PETER ELIAS and Calvin French launch their section in Tribe’s 2006 Carnival band “What Lies Beneath.” The section “Mermaids” caters to a long following of supporters. Peter, well established in the fashion industry and also considered a queen-maker, has been designing mas for five years. He has collaborated with world-famous fashion photographer French, who has also dabbled in various Carnival productions. In 2005 he produced a Queen of the bands called “Madame Can-Can” and in 2004 his King presentation was “Sex, Lies and Fire”. They have synergised their energies to create what they describe as “Fashion meets Carnival”.
Peter said he was most proud of combining the element of costuming with the wearability of the presentation. “Carnival has become almost generic in that many costumes look almost the same. We are depicting ‘Mermaids’ and wanted a costume that looked like a mermaid and at the same time was easy to wear.” Calvin added: “I am not a fan of the two-piece with beads. Darling, it’s glamour and elegance! The people, when they are in these costumes they will be parading on the streets of Port-of-Spain and looking fabulous and they will be wearing cloth and lots of accessories, not a silly bra with beads on it.” A careful study of the components of the presentation tells all about the duo’s effort to details. The base of the costume is silk georgette which is hand-dyed in a swirl of vibrant colours, depicting the sea in shades of indigo blue, turquoise and emerald green. Onto this silk, iridescent piats (coin-sized sequins) are carefully embroidered creating the scales typical of a mermaid and at the same time the shimmer seen often at the sea.

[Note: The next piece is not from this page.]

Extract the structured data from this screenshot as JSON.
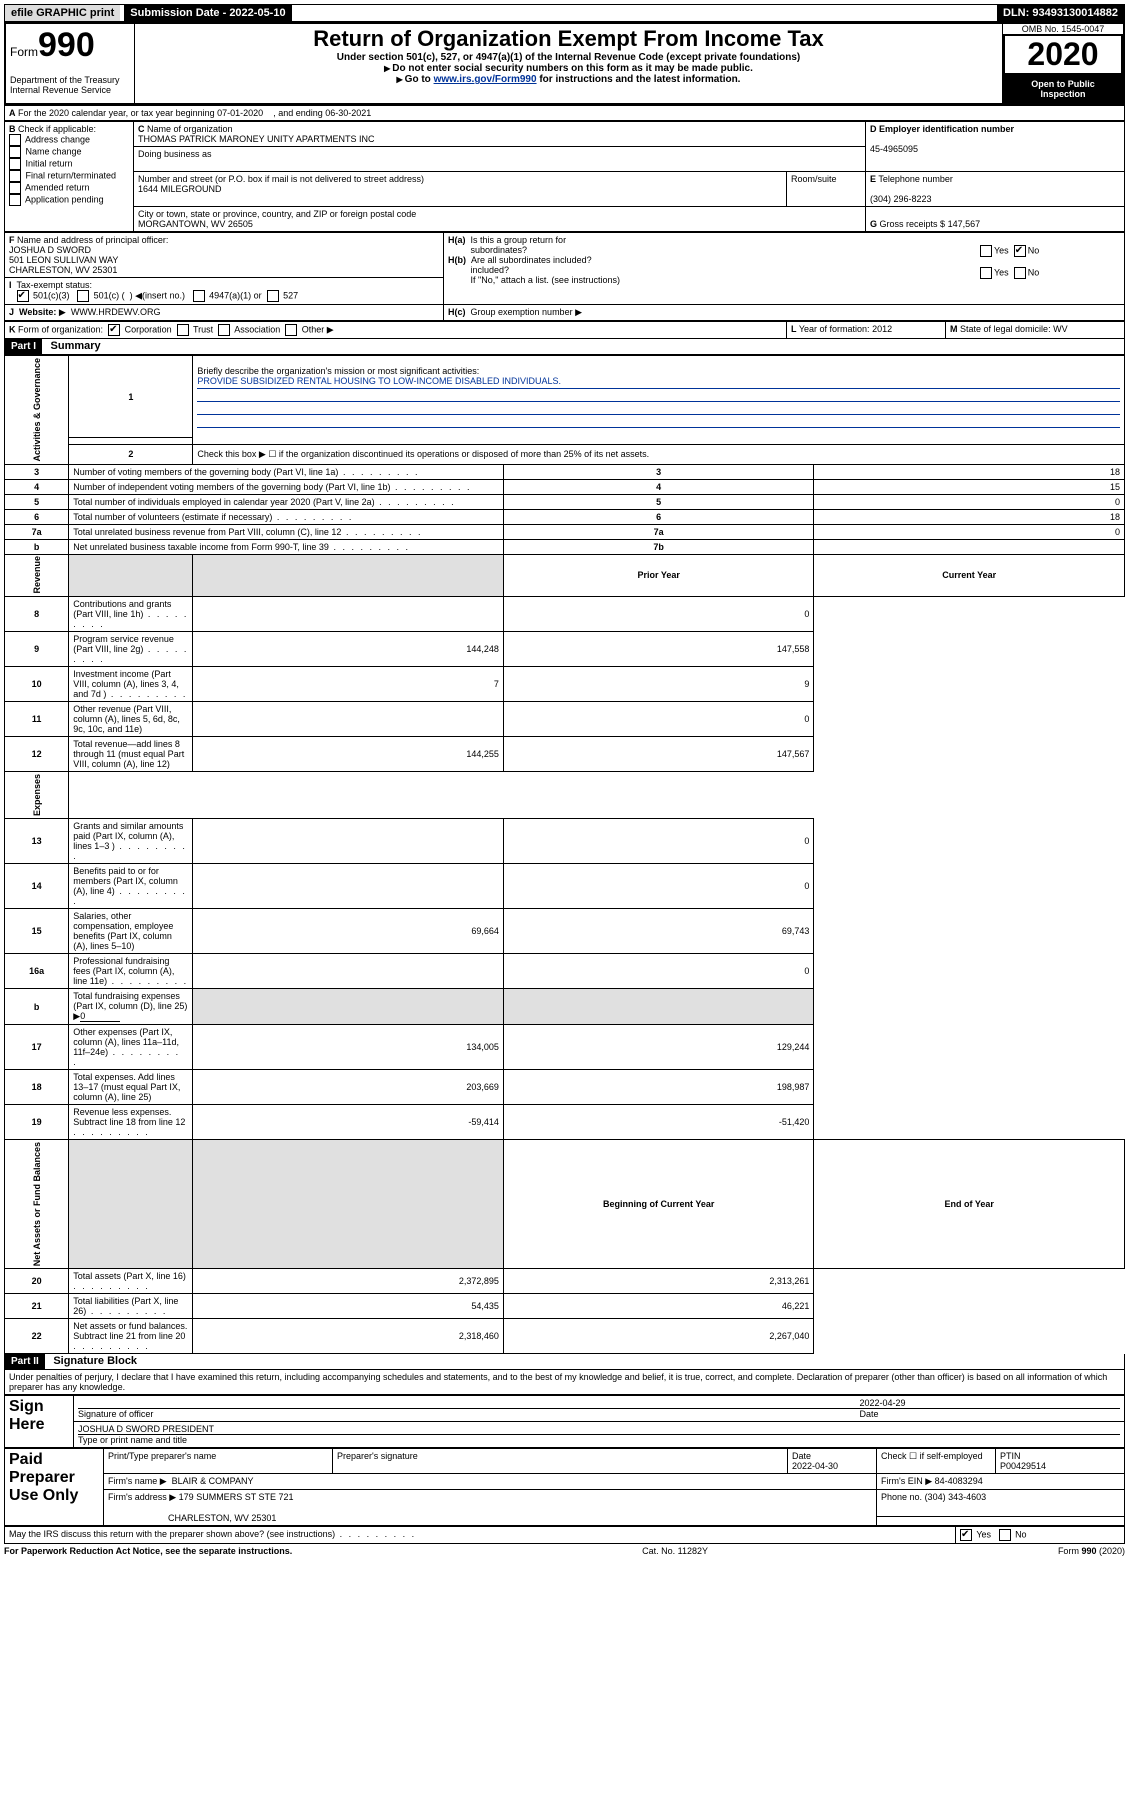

Interestingly, Peter pointed out that the top of the costume is not a bra top and that the masquerader gets both a bra and also a top that is worn over the bra. He jokingly questioned the hygiene aspect of playing mas for two days in the same decorated bra top. Expounding on his presentation, Peter said, “the base panels are also unique in the one-size-fits-all costume, where the masquerader uses the ties to connect these panels. “Both the top and base panels are cut unevenly to create the effect of being torn by the sea and also resembles the way seaweed is shaped. “Accessories for the hands and feet are actual seashells knotted together with the piats on silk cord creating an authentic effect of what really lies beneath the sea. Hoop earrings are made of the iridescent piats. The headpiece and hand fan, both hand-painted to complement the tones of the entire costume, imitate a sea fan closely and at the same time are very light and comfortable to the wearer.”

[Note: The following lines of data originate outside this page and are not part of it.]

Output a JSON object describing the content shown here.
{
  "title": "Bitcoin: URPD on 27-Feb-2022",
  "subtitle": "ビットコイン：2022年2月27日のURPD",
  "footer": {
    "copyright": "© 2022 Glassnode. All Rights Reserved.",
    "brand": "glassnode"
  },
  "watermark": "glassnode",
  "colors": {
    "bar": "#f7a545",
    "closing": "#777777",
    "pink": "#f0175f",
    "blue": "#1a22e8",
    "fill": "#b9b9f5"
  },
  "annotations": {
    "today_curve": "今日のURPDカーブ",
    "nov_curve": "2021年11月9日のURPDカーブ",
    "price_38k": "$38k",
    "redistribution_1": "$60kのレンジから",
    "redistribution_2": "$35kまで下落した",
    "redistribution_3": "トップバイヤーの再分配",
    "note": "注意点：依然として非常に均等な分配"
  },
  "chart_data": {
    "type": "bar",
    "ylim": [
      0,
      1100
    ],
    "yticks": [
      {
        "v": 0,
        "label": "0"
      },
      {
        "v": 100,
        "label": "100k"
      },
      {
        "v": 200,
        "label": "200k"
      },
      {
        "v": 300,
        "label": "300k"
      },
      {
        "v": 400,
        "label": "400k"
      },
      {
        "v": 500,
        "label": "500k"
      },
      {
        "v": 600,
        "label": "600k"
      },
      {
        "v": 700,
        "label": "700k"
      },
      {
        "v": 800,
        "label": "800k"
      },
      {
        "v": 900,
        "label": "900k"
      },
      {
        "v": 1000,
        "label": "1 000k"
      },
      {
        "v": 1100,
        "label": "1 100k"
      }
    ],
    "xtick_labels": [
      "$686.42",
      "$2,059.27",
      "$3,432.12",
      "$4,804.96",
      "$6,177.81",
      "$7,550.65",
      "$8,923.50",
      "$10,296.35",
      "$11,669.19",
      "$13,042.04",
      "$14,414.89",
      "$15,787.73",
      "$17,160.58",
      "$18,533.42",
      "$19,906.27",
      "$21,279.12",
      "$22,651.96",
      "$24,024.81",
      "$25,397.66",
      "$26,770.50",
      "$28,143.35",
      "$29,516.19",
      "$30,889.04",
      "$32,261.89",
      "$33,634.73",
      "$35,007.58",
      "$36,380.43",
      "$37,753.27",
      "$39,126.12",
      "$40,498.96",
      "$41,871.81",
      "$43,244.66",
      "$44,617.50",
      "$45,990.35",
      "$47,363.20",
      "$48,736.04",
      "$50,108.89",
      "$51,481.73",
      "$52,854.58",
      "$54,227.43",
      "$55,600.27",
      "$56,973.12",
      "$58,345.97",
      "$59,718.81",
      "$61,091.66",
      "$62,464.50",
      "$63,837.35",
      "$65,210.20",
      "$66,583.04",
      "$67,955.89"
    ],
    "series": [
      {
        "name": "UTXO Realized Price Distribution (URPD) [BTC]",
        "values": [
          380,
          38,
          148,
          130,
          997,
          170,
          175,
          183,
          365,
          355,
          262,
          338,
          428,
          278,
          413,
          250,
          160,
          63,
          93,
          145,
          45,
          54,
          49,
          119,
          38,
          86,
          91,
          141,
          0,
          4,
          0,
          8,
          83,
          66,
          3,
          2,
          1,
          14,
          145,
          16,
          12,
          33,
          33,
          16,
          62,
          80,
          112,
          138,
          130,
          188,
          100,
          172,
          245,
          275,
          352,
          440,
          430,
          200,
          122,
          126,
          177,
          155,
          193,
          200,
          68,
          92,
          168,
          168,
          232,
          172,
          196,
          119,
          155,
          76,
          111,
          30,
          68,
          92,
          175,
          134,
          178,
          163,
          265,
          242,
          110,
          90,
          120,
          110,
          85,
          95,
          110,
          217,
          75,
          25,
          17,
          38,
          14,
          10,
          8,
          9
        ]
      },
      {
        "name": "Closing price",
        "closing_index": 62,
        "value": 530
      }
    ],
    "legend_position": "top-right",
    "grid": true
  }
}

But it doesn’t stop there according to Peter: “Each female masquerader also has hand-dyed silk fabric panels that can easily be attached to both the front and back base panels creating a more elegant effect that truly resembles the sea.” The male element echoes the old fable of Neptune the Great Warrior of the Sea. To create the Gladiator effect, matt silver and matt gold metallic piats were used intending to create armour-like components. Even though men are usually ignored in costuming, Peter said that that effort was given to the components of the male costume with the intention of the masquerader wearing them comfortably and enjoying them.
“A cross-shield for the chest held by gold chain at the back, a waistband, ankle bands, wrist and armbands, a headband and most importantly a trident, will make a realistic depiction of the theme,” he said. Asked about working together on the section, Peter said “I’ve known Frenchie for over 20 years. He’s a true friend. I respect his love for the art form and passion for excellence.” French in turn described Peter as “a man of style. He creates beauty. More importantly he is a man of his word.”